Source: recorder.com

Published: November 18, 2016

Recorder Staff/Tom Relihan Amy Donovan of the Franklin County Solid Waste District shows Federal Street School fourth-grades Jayden Tyler and Shelby O’Leary a bin that will be used to collect food waste from lunch for the school’s new composting program on Tuesday, November 15, 2016

By TOM RELIHAN

GREENFIELD – Federal Street School fourth-grader Jayden Tyler tugged a pair of blue latex gloves on as he peered into a bright yellow bin in the cafeteria.

Behind him, students munch happily on spaghetti and meatballs. For some, whose eyes may have been bigger than their appetites, Tyler and that bin represent a shift in where the leftovers end up.

The school on Tuesday became the latest facility in the Greenfield School Department to begin composting its food waste, following in the footsteps of the Discovery School at Four Corners, the Math and Science Academy and Greenfield High School, which started their on programs in the spring.

Donovan said the programs represent a “significant waste diversion,” since the program collects not only food and liquid waste, but paper food boats, napkins, lunch trays and milk cartons, too. It’s all sent to Martin’s Farm for composting, saving the environment from pollution and the district money in waste removal.

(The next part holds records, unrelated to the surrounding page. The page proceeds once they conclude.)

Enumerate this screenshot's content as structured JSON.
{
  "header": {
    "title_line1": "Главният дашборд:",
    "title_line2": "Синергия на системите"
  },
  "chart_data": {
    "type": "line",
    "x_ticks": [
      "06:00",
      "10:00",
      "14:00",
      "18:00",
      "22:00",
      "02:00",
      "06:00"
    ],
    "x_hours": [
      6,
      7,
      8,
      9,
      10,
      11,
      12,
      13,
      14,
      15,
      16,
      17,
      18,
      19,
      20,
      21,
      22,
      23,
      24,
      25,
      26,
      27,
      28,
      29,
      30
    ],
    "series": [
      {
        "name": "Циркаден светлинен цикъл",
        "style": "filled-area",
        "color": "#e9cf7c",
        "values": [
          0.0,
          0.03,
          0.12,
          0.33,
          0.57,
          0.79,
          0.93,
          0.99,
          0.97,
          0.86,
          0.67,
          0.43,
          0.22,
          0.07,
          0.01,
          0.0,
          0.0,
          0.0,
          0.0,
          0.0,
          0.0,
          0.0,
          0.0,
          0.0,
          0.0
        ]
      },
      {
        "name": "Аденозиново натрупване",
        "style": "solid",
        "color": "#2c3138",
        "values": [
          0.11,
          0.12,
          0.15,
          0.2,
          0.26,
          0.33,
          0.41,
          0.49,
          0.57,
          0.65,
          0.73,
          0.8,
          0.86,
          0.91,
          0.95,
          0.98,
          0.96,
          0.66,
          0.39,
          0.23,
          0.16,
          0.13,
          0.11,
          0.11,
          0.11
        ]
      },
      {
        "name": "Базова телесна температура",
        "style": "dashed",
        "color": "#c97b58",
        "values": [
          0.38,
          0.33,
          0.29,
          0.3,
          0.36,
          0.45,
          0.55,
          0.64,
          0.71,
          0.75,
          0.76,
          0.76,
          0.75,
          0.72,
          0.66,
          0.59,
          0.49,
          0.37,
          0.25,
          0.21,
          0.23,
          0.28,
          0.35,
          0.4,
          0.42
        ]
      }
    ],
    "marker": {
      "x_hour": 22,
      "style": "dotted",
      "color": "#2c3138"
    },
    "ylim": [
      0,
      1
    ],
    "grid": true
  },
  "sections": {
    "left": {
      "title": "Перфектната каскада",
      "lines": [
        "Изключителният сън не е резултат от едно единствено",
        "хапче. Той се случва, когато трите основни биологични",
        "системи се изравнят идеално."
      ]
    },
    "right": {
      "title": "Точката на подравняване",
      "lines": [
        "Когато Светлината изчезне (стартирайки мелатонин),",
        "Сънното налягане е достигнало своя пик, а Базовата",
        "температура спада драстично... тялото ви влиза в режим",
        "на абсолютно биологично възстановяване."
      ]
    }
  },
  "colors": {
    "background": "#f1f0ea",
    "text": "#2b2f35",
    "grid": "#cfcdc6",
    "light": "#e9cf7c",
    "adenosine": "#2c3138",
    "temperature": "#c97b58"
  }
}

At the end of the school’s five lunch periods, the bins had collected 81 pounds of compostables, Donovan said. “That means 91 percent of waste from lunch (that day) at Federal Street School was composted, and only 9 percent was sent to a landfill as trash,” she said. “Those are some of the best results I’ve ever seen.”

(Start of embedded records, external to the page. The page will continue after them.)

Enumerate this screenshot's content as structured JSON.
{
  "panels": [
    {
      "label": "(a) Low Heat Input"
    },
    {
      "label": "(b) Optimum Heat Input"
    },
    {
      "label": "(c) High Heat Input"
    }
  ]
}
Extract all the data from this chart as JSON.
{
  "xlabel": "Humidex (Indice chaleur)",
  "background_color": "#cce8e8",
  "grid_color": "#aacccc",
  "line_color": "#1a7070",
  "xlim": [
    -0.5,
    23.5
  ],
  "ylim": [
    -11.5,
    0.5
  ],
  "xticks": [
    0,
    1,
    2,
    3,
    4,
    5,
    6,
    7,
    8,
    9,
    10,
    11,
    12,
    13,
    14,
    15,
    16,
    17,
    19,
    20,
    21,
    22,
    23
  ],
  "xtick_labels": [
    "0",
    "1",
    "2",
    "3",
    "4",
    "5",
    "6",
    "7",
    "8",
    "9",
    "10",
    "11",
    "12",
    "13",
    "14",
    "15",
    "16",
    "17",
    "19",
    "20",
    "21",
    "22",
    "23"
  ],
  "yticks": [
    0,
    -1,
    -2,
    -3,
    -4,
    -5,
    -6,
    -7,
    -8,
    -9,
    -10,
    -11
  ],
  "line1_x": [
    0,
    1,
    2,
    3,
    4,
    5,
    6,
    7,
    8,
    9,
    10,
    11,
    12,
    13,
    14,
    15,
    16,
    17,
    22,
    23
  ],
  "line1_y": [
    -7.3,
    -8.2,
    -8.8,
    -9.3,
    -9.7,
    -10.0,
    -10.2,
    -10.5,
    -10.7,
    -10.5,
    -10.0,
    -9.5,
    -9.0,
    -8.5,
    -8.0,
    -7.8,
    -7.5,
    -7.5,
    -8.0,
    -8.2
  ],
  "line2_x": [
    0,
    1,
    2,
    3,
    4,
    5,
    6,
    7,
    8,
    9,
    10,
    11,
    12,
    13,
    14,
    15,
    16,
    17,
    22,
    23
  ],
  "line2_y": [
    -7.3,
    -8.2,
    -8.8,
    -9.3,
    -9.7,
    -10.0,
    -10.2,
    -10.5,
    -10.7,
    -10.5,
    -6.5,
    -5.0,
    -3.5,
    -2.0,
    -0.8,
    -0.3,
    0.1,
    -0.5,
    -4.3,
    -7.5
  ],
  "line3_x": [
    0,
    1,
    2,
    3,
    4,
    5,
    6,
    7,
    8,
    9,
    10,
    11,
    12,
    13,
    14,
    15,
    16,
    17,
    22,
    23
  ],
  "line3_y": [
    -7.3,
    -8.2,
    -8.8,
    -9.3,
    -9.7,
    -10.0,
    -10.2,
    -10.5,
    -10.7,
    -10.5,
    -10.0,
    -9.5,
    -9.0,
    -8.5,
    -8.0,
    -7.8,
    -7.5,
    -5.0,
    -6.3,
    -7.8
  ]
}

In the first week of the program at each of the previous three schools to implement it, Four Corners collected 273 pounds of food and paper waste, while Math and Science Academy collected 215 pounds. Greenfield High School collected 550 pounds.

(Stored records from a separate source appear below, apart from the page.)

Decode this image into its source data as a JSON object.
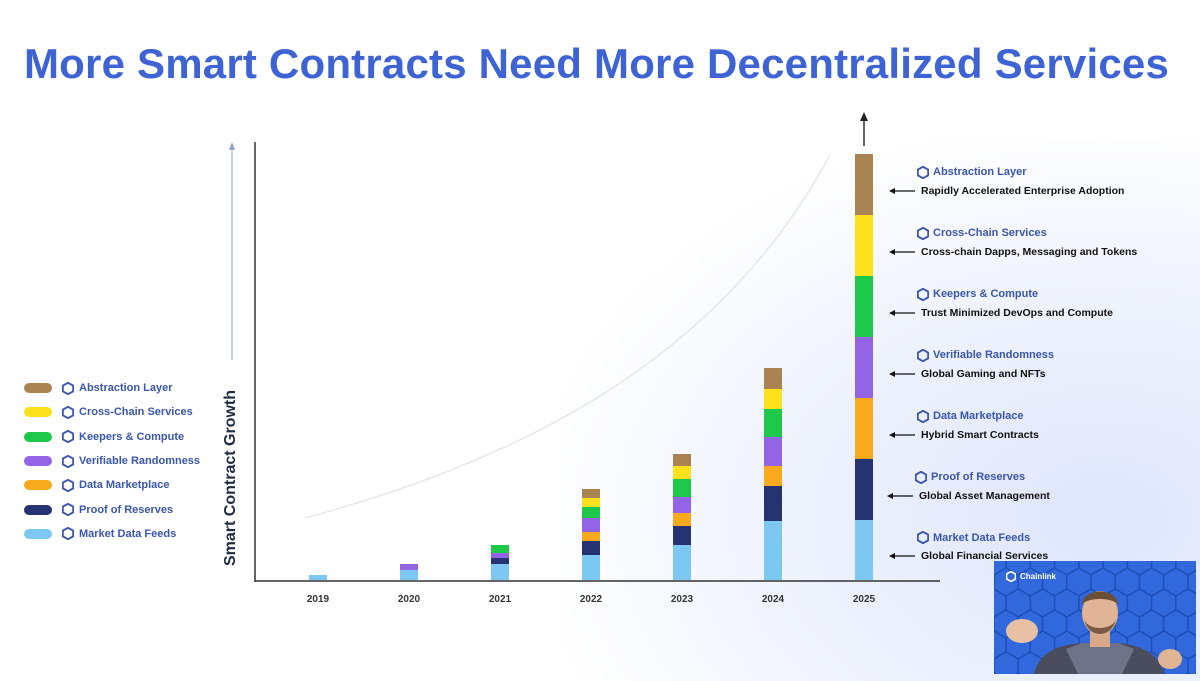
{
  "title": "More Smart Contracts Need More Decentralized Services",
  "colors": {
    "Abstraction Layer": "#a98351",
    "Cross-Chain Services": "#fde21b",
    "Keepers & Compute": "#1ec84b",
    "Verifiable Randomness": "#9364e6",
    "Data Marketplace": "#f9aa1c",
    "Proof of Reserves": "#253373",
    "Market Data Feeds": "#7cc8f3"
  },
  "legend": [
    {
      "label": "Abstraction Layer",
      "color": "#a98351"
    },
    {
      "label": "Cross-Chain Services",
      "color": "#fde21b"
    },
    {
      "label": "Keepers & Compute",
      "color": "#1ec84b"
    },
    {
      "label": "Verifiable Randomness",
      "color": "#9364e6"
    },
    {
      "label": "Data Marketplace",
      "color": "#f9aa1c"
    },
    {
      "label": "Proof of Reserves",
      "color": "#253373"
    },
    {
      "label": "Market Data Feeds",
      "color": "#7cc8f3"
    }
  ],
  "annotations": [
    {
      "service": "Abstraction Layer",
      "description": "Rapidly Accelerated Enterprise Adoption"
    },
    {
      "service": "Cross-Chain Services",
      "description": "Cross-chain Dapps, Messaging and Tokens"
    },
    {
      "service": "Keepers & Compute",
      "description": "Trust Minimized DevOps and Compute"
    },
    {
      "service": "Verifiable Randomness",
      "description": "Global Gaming and NFTs"
    },
    {
      "service": "Data Marketplace",
      "description": "Hybrid Smart Contracts"
    },
    {
      "service": "Proof of Reserves",
      "description": "Global Asset Management"
    },
    {
      "service": "Market Data Feeds",
      "description": "Global Financial Services"
    }
  ],
  "chart_data": {
    "type": "bar",
    "stacked": true,
    "title": "More Smart Contracts Need More Decentralized Services",
    "xlabel": "",
    "ylabel": "Smart Contract Growth",
    "categories": [
      "2019",
      "2020",
      "2021",
      "2022",
      "2023",
      "2024",
      "2025"
    ],
    "series": [
      {
        "name": "Market Data Feeds",
        "values": [
          5,
          10,
          16,
          25,
          35,
          59,
          60
        ]
      },
      {
        "name": "Proof of Reserves",
        "values": [
          0,
          0,
          6,
          14,
          19,
          35,
          61
        ]
      },
      {
        "name": "Data Marketplace",
        "values": [
          0,
          0,
          0,
          9,
          13,
          20,
          61
        ]
      },
      {
        "name": "Verifiable Randomness",
        "values": [
          0,
          6,
          5,
          14,
          16,
          29,
          61
        ]
      },
      {
        "name": "Keepers & Compute",
        "values": [
          0,
          0,
          8,
          11,
          18,
          28,
          61
        ]
      },
      {
        "name": "Cross-Chain Services",
        "values": [
          0,
          0,
          0,
          9,
          13,
          20,
          61
        ]
      },
      {
        "name": "Abstraction Layer",
        "values": [
          0,
          0,
          0,
          9,
          12,
          21,
          61
        ]
      }
    ],
    "ylim": [
      0,
      440
    ],
    "grid": false,
    "legend_position": "left"
  },
  "webcam": {
    "brand": "Chainlink"
  }
}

Four Corners has been routinely diverting about a ton of food waste per month to composting, and each of the schools has significantly reduced kitchen waste.

“These positive results are continuing because students are getting very proficient at sorting their waste,” Donovan said. “The sorting lines are set up for success, and the cafeterias are still producing the same number of bags of compost each day.”